Contra todas as expectativas – não sendo este o prato de peixe mais entusiasmante do receituário português –, a pescada, aqui, é um caso sério de sucesso. A mãe de Diogo Novais Pereira, vencedor do concurso Chef do Ano de 2024, e dona do restaurante Porinhos, em Fafe, juntamente com o marido Joaquim, anota o pedido num papel e volta para junto das fanecas e marmotas que parecem aguardar pacientes, sobre o balcão de inox, que Albertina as continue a envolver com genica na maciez do pão ralado fino. 

Primeiro prato: os peixes

Uma hora antes, Joaquim entra pela porta carregado de paletes de peixe fresco que foi buscar ao Mercado de Angeiras, em Matosinhos, conhecido pela abundante oferta. Mais de 140 quilómetros, para lá e para cá, valeram-lhe sardinhas, marmotas e fanecas, duas portentosas douradas, linguados, pescadas, robalos, amêijoas e ainda um tamboril mal-encarado. A maior parte dos peixes grandes será cozinhada à noite e no fim-de-semana, explica Diogo, que antes de os guardar sobre alga kombu, para uma melhor (e mais saborosa) conservação, tira uma série de fotografias para publicar no Instagram, avisando, assim, os potenciais clientes do que será servido ao jantar. 

Os peixes do dia
©MMPOs peixes do dia

“Ao jantar temos um serviço um bocadinho diferente. Ao almoço somos capazes de rodar a sala duas ou três vezes. Não porque queremos, mas porque as pessoas não param de aparecer”, ri Diogo que, em 2021, regressou às bases para chefiar o restaurante de família, aberto em 1992, depois de ter estudado na Escola de Hotelaria do Porto e de ter estagiado no DOP, de Rui Paula, e no El Club Allard, em Madrid, com uma estrela Michelin. Assumiu ainda a cozinha do Casa Torta, em Guimarães; trabalhou com o chef Marco Gomes, no seu restaurante Oficina, no Porto, “onde fazia uma cozinha muito criativa”, descreve; e ocupou o posto de chef executivo do My Story Hotel Rossio, em Lisboa, “mais virado para a gestão”. 

Albertina pousa novamente o telefone. “Um casal acabou de reservar. Diz que vem da Póvoa para ver o que o Diogo anda a fazer”, atira, num tom que soa meio divertido, meio orgulhoso. Diogo vira-se para nós: “Percebes, é isto”. Ri e encolhe os ombros. 

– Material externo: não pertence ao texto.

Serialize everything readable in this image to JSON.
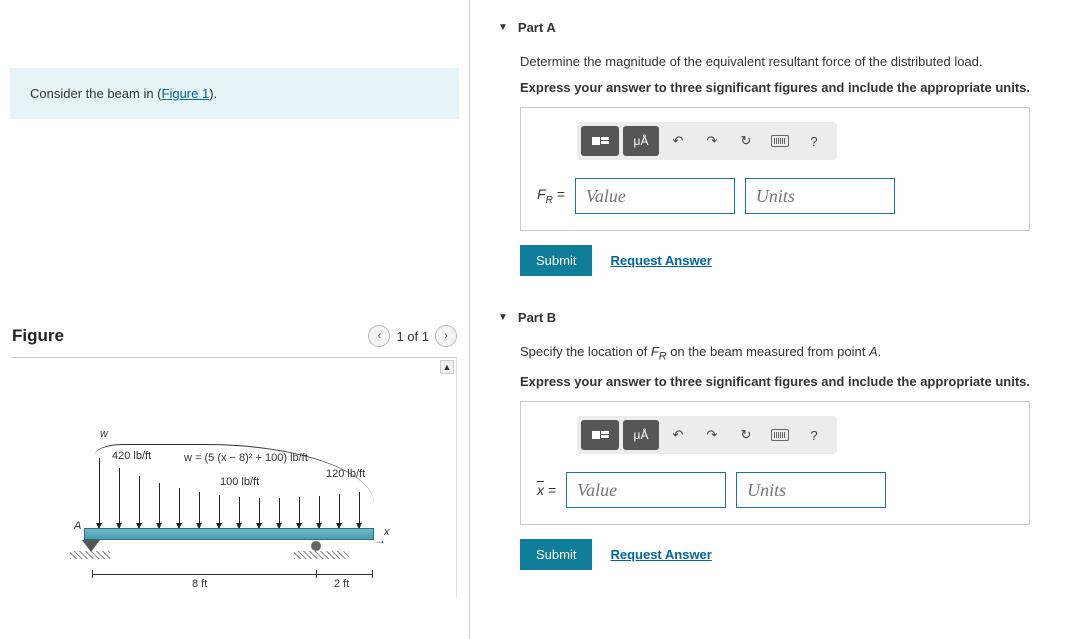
{
  "prompt": {
    "prefix": "Consider the beam in (",
    "link": "Figure 1",
    "suffix": ")."
  },
  "figure": {
    "title": "Figure",
    "nav_text": "1 of 1",
    "labels": {
      "w": "w",
      "left_load": "420 lb/ft",
      "equation": "w = (5 (x − 8)² + 100) lb/ft",
      "mid_load": "100 lb/ft",
      "right_load": "120 lb/ft",
      "pointA": "A",
      "x_axis": "x",
      "dim_left": "8 ft",
      "dim_right": "2 ft"
    }
  },
  "partA": {
    "title": "Part A",
    "line1": "Determine the magnitude of the equivalent resultant force of the distributed load.",
    "line2": "Express your answer to three significant figures and include the appropriate units.",
    "var_html": "F",
    "var_sub": "R",
    "equals": " = ",
    "value_ph": "Value",
    "units_ph": "Units",
    "submit": "Submit",
    "request": "Request Answer",
    "mua": "μÅ",
    "help": "?"
  },
  "partB": {
    "title": "Part B",
    "line1_a": "Specify the location of ",
    "line1_b": " on the beam measured from point ",
    "line1_c": ".",
    "FR_html": "F",
    "FR_sub": "R",
    "A_label": "A",
    "line2": "Express your answer to three significant figures and include the appropriate units.",
    "var": "x",
    "equals": " = ",
    "value_ph": "Value",
    "units_ph": "Units",
    "submit": "Submit",
    "request": "Request Answer",
    "mua": "μÅ",
    "help": "?"
  }
}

O chef tem grandes planos para o Porinhos, mas sem pressas. Trabalhou durante um ano para perceber “quais as reais necessidades do restaurante”, antes de fazer obras e criar uma ampla cozinha, aberta para a sala, com zona de armazenamento, três câmaras frigoríficas, zona de sujos e um sistema de desinfecção por ozono – um aniquilador eficaz de vírus, bactérias e fungos, explica. 

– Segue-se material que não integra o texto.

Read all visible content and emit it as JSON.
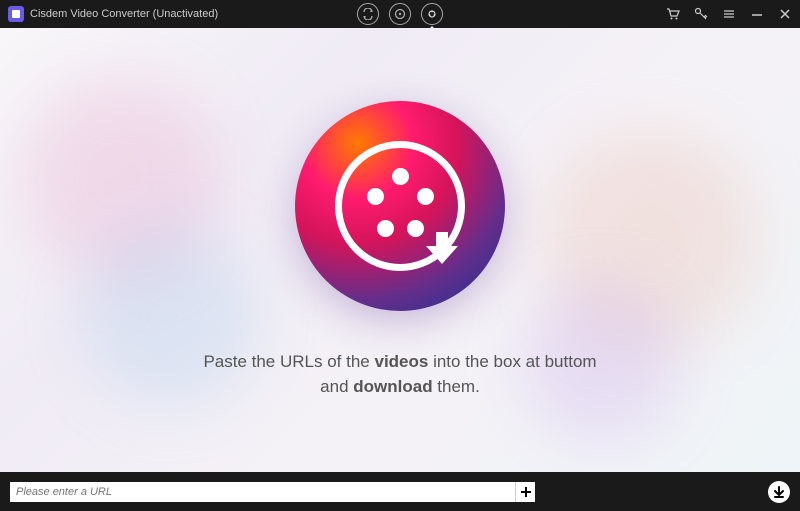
{
  "titlebar": {
    "title": "Cisdem Video Converter (Unactivated)"
  },
  "modes": {
    "convert": "convert",
    "disc": "disc",
    "download": "download"
  },
  "toolbar": {
    "cart": "cart",
    "key": "key",
    "menu": "menu",
    "minimize": "minimize",
    "close": "close"
  },
  "instruction": {
    "prefix": "Paste the URLs of the ",
    "bold1": "videos",
    "middle": " into the box at buttom",
    "line2_prefix": "and ",
    "bold2": "download",
    "line2_suffix": " them."
  },
  "urlbar": {
    "placeholder": "Please enter a URL"
  }
}
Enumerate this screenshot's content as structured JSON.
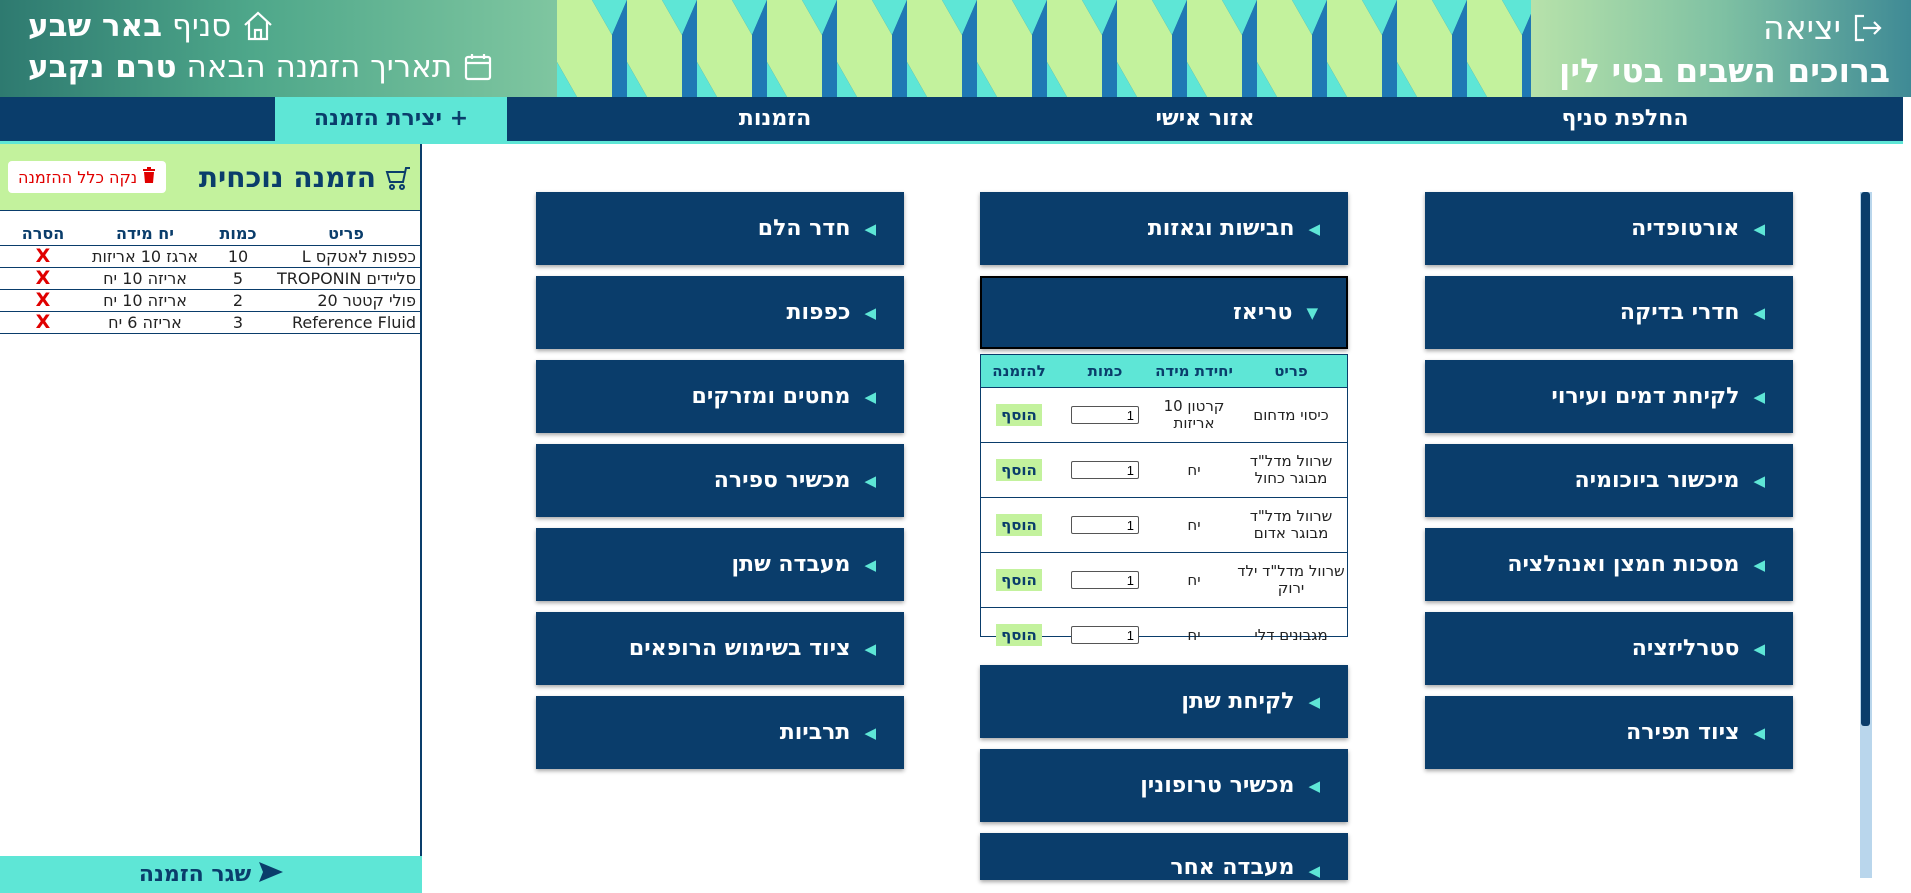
{
  "header": {
    "logout_label": "יציאה",
    "welcome_text": "ברוכים השבים בטי לין",
    "branch_prefix": "סניף",
    "branch_name": "באר שבע",
    "next_order_label": "תאריך הזמנה הבאה",
    "next_order_value": "טרם נקבע",
    "colors": {
      "navy": "#0a3d6b",
      "teal": "#5ee6d6",
      "lime": "#c3f29d"
    }
  },
  "nav": {
    "branch_switch": "החלפת סניף",
    "personal_area": "אזור אישי",
    "orders": "הזמנות",
    "create_order": "+ יצירת הזמנה"
  },
  "current_order": {
    "title": "הזמנה נוכחית",
    "clear_label": "נקה כלל ההזמנה",
    "columns": {
      "item": "פריט",
      "qty": "כמות",
      "unit": "יח מידה",
      "remove": "הסרה"
    },
    "rows": [
      {
        "item": "כפפות לאטקס L",
        "qty": "10",
        "unit": "ארגז 10 אריזות",
        "remove": "X"
      },
      {
        "item": "סליידים TROPONIN",
        "qty": "5",
        "unit": "אריזה 10 יח",
        "remove": "X"
      },
      {
        "item": "פולי קטטר 20",
        "qty": "2",
        "unit": "אריזה 10 יח",
        "remove": "X"
      },
      {
        "item": "Reference Fluid",
        "qty": "3",
        "unit": "אריזה 6 יח",
        "remove": "X"
      }
    ],
    "submit_label": "שגר הזמנה"
  },
  "categories": {
    "col_right": [
      "אורטופדיה",
      "חדרי בדיקה",
      "לקיחת דמים ועירוי",
      "מיכשור ביוכומיה",
      "מסכות חמצן ואנהלציה",
      "סטרליזציה",
      "ציוד תפירה"
    ],
    "col_mid": [
      "חבישות וגאזות",
      "טריאז",
      "לקיחת שתן",
      "מכשיר טרופונין",
      "מעבדה אחר"
    ],
    "col_left": [
      "חדר הלם",
      "כפפות",
      "מחטים ומזרקים",
      "מכשיר ספירה",
      "מעבדה שתן",
      "ציוד בשימוש הרופאים",
      "תרביות"
    ]
  },
  "triage": {
    "columns": {
      "item": "פריט",
      "unit": "יחידת מידה",
      "qty": "כמות",
      "add": "להזמנה"
    },
    "rows": [
      {
        "item": "כיסוי מדחום",
        "unit": "קרטון 10 אריזות",
        "qty": "1",
        "add": "הוסף"
      },
      {
        "item": "שרוול מדל\"ד מבוגר כחול",
        "unit": "יח",
        "qty": "1",
        "add": "הוסף"
      },
      {
        "item": "שרוול מדל\"ד מבוגר אדום",
        "unit": "יח",
        "qty": "1",
        "add": "הוסף"
      },
      {
        "item": "שרוול מדל\"ד ילד ירוק",
        "unit": "יח",
        "qty": "1",
        "add": "הוסף"
      },
      {
        "item": "מגבונים דלי",
        "unit": "יח",
        "qty": "1",
        "add": "הוסף"
      }
    ]
  },
  "icons": {
    "logout": "logout-icon",
    "home": "home-icon",
    "calendar": "calendar-icon",
    "cart": "cart-icon",
    "trash": "trash-icon",
    "send": "send-icon",
    "expand": "chevron-right-icon",
    "collapse": "chevron-down-icon"
  }
}
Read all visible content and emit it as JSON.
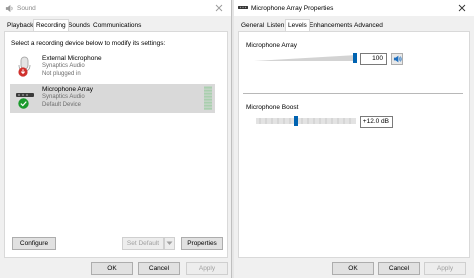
{
  "sound": {
    "title": "Sound",
    "tabs": [
      "Playback",
      "Recording",
      "Sounds",
      "Communications"
    ],
    "active_tab": "Recording",
    "instruction": "Select a recording device below to modify its settings:",
    "devices": [
      {
        "name": "External Microphone",
        "driver": "Synaptics Audio",
        "status": "Not plugged in",
        "selected": false
      },
      {
        "name": "Microphone Array",
        "driver": "Synaptics Audio",
        "status": "Default Device",
        "selected": true
      }
    ],
    "buttons": {
      "configure": "Configure",
      "set_default": "Set Default",
      "properties": "Properties"
    },
    "footer": {
      "ok": "OK",
      "cancel": "Cancel",
      "apply": "Apply"
    }
  },
  "props": {
    "title": "Microphone Array Properties",
    "tabs": [
      "General",
      "Listen",
      "Levels",
      "Enhancements",
      "Advanced"
    ],
    "active_tab": "Levels",
    "array": {
      "label": "Microphone Array",
      "value": "100",
      "level": 1.0
    },
    "boost": {
      "label": "Microphone Boost",
      "value": "+12.0 dB",
      "level": 0.4
    },
    "footer": {
      "ok": "OK",
      "cancel": "Cancel",
      "apply": "Apply"
    }
  },
  "colors": {
    "accent": "#0063b1",
    "check": "#1a9a2c",
    "unplugged": "#d0312d"
  }
}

Diogo e Albertina na cozinha
©MMPDiogo e Albertina na cozinha

Em relação ao menu, o futuro passará por manter a sua vertente tradicional, mas aplicar técnica às receitas e trabalhar com produtos locais. “A passagem do Porinhos para a alta cozinha será subtil, devagar. Em três anos, o serviço já mudou. Daqui a três anos, gostaria que ele fosse uma referência nacional, com um serviço de alta qualidade, boa comida e uma garrafeira de referência”, sonha.

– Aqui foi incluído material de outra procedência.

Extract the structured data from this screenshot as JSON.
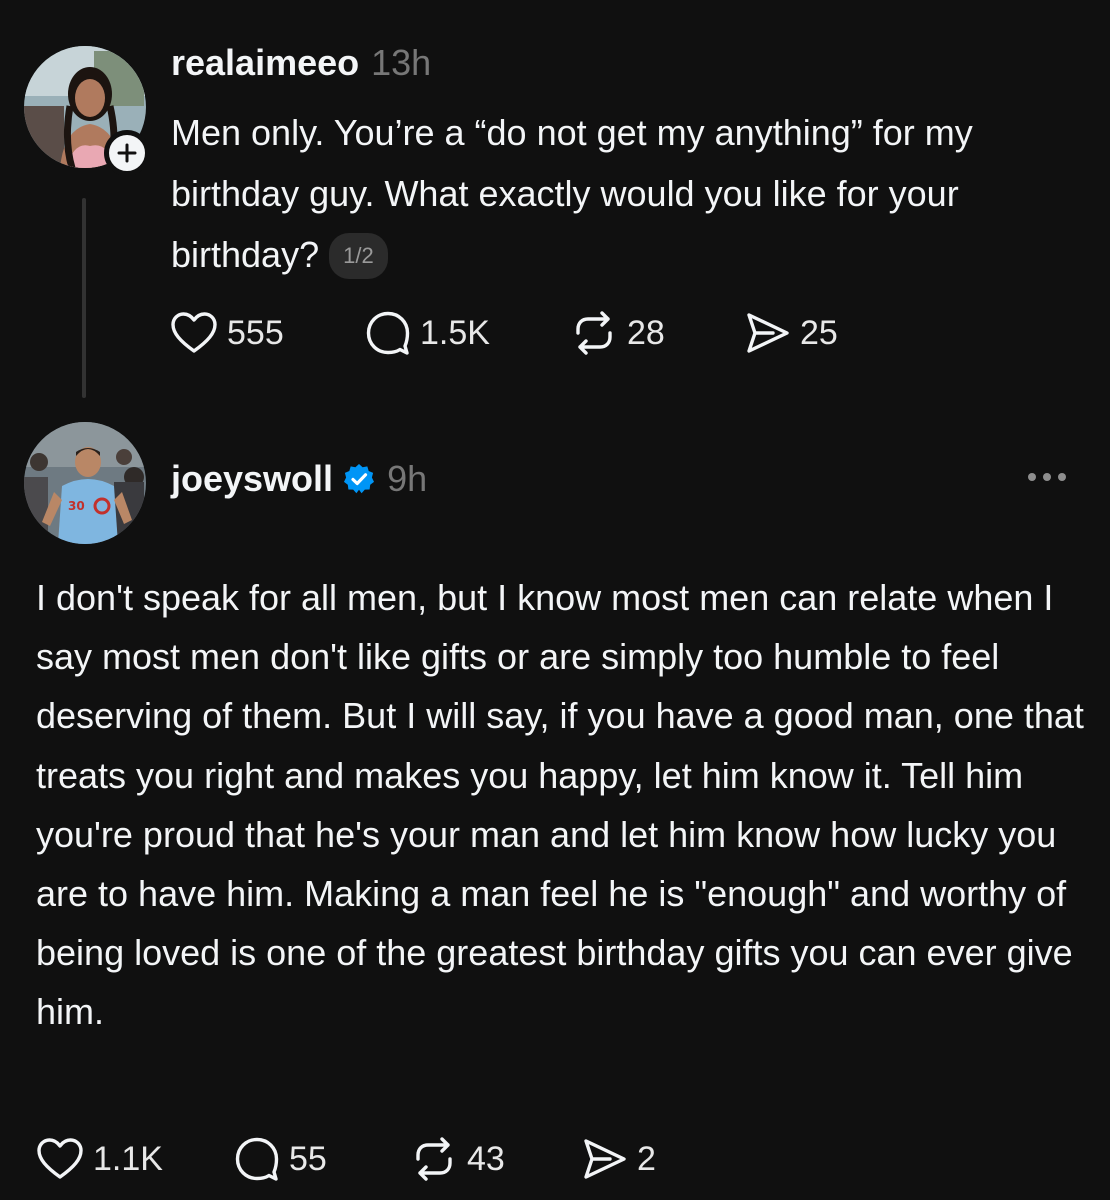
{
  "post1": {
    "username": "realaimeeo",
    "time": "13h",
    "text": "Men only. You’re a “do not get my anything” for my birthday guy. What exactly would you like for your birthday?",
    "page_indicator": "1/2",
    "stats": {
      "likes": "555",
      "replies": "1.5K",
      "reposts": "28",
      "shares": "25"
    }
  },
  "post2": {
    "username": "joeyswoll",
    "time": "9h",
    "verified": true,
    "text": "I don't speak for all men, but I know most men can relate when I say most men don't like gifts or are simply too humble to feel deserving of them. But I will say, if you have a good man, one that treats you right and makes you happy, let him know it. Tell him you're proud that he's your man and let him know how lucky you are to have him. Making a man feel he is \"enough\" and worthy of being loved is one of the greatest birthday gifts you can ever give him.",
    "stats": {
      "likes": "1.1K",
      "replies": "55",
      "reposts": "43",
      "shares": "2"
    }
  },
  "colors": {
    "background": "#101010",
    "text": "#f3f5f7",
    "secondary": "#777777",
    "verified": "#0095f6"
  },
  "icons": [
    "plus-icon",
    "heart-icon",
    "comment-icon",
    "repost-icon",
    "share-icon",
    "verified-icon",
    "more-icon"
  ]
}
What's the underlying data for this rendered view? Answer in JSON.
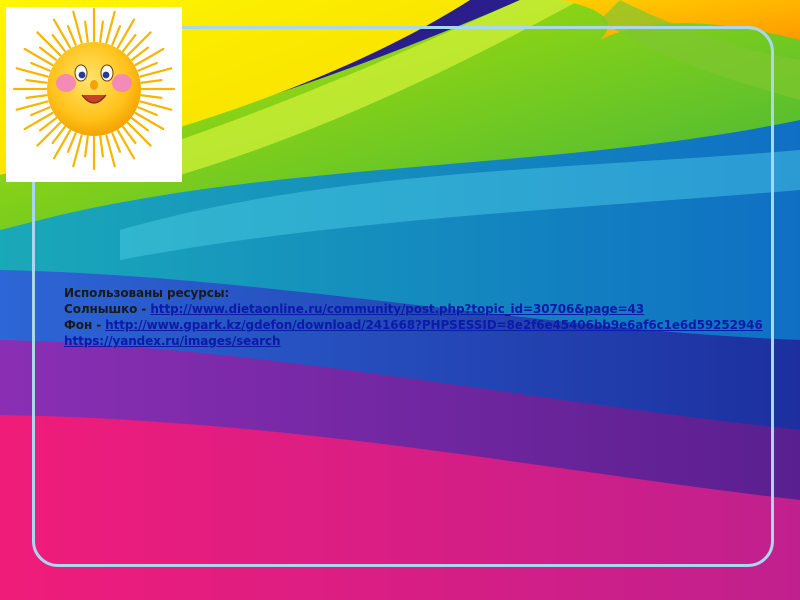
{
  "slide": {
    "credits": {
      "heading": "Использованы ресурсы:",
      "sun_prefix": "Солнышко - ",
      "sun_link": "http://www.dietaonline.ru/community/post.php?topic_id=30706&page=43",
      "bg_prefix": "Фон - ",
      "bg_link": "http://www.gpark.kz/gdefon/download/241668?PHPSESSID=8e2f6e45406bb9e6af6c1e6d59252946",
      "yandex_link": "https://yandex.ru/images/search"
    }
  },
  "colors": {
    "frame": "#a9d8ee",
    "link": "#0b1aa8",
    "text": "#1a1a1a"
  },
  "icons": {
    "sun": "sun-face-icon"
  }
}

A ver pelo caso da pescada, vai num bom caminho. Robusta e suculenta, é cozinhada a vapor (cabeça incluída) e servida sobre um guardanapo de pano. “Vem muita gente de longe para a comer. Não vai sobrar peixe nenhum, vais ver”, prediz o chef. Diogo tinha razão: não sobrou. “E aqui só se comia carne, imagina. Era vitela assada todos os dias”. E por falar nela, às 11.53 o telefone volta a tocar com um novo pedido. Uma mesa para dez pessoas. Metade quer peixe frito, a outra quer vitela assada. “E mais duas de vitela para o Presidente do Fafe”, anuncia Albertina, atendendo outra chamada de enfiada. “O da câmara vem logo à noite”, conta entredentes o chef. 

Segundo prato: as carnes

A vitela com uma crosta tostadinha, um clássico da casa; os grandes frangos lustrosos que parecem envernizados; e o cabrito ligeiramente picante, que já recebeu elogios da imprensa, estão desde as 09.30 da manhã a cozinhar lentamente no fogão a lenha, juntamente com as batatas que bóiam nos molhos das carnes e que Lena, a tia, que tanto dá uma mão na cozinha como na sala, esteve a descascar. “Quero fazer com o fogão a lenha o que o Asador Etxebarri faz com a brasa”, ri Diogo, enquanto vai rodando as carnes nos tabuleiros para irem cozinhando de forma uniforme.

Diogo a virar a vitela
©MMPDiogo a virar a vitela

A vitela que utilizam é de raça Minhota, “porque tem um bom equilíbrio entre carne e gordura infiltrada. É uma raça que aguenta bem a cozedura num forno a lenha. Uma raça sem gordura, aqui, vira cinza. Usamos vacas jovens, com algum peso, entre 160 e 180 quilos”, explica o chef, acrescentando que o cabrito também tem as suas particularidades. “Neste caso, as batatas cozinham primeiro sobre a carne, para a proteger. Só depois de algum tempo é que passam para baixo, para absorver a gordura e o sabor”.   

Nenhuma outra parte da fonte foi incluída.